Prepend vs. Append perf in Mathematica - list

in Lisp-like systems, cons is the normal way to PREPEND an element to a list. Functions that append to a list are much more expensive because they walk the list to the end and then replace the final null with a reference to the appended item. IOW (pseudoLisp)
(prepend list item) = (cons item list) = cheap!
(append list item) = (cond ((null? list) (cons item null))
(#t (cons (car list (append (cdr list) item)))))
Question is whether the situation is similar in Mathemtica? In most regards, Mathematica's lists seem to be singly-linked like lisp's lists, and, if so, we may presume that Append[list,item] is much more expensive than Prepend[list,item]. However, I wasn't able to find anything in the Mathematica documentation to address this question.
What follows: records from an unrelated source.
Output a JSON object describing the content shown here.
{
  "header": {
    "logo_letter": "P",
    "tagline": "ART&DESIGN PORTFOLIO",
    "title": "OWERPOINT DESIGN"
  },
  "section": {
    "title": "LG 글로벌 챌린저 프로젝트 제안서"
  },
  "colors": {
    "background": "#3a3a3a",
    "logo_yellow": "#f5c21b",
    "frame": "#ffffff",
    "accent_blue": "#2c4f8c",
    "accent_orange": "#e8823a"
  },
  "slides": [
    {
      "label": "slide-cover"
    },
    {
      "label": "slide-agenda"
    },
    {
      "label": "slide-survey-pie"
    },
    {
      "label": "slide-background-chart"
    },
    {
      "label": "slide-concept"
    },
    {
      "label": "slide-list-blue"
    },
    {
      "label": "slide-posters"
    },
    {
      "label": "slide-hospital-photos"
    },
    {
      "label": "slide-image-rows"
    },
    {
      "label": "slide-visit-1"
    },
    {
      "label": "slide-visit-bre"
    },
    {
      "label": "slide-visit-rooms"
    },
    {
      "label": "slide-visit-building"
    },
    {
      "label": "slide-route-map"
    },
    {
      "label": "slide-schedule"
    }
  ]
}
If Mathematica's lists are doubly-linked or implemented more cleverly, say, in a heap or just maintaining a pointer-to-last, then insertion may have a completely different performance profile.
Any advice or experience would be appreciated.

Mathematica's lists are not singly linked lists like in Common Lisp. It is better to think of mathematica lists as array or vector like structures. The speed of insertion is O(n), but the speed of retrieval is constant.
Check out this page of Data structures and Efficient Algorithms in Mathematica which covers mathematica lists in further detail.
Additionally please check out this Stack Overflow question on linked lists and their performance in mathematica.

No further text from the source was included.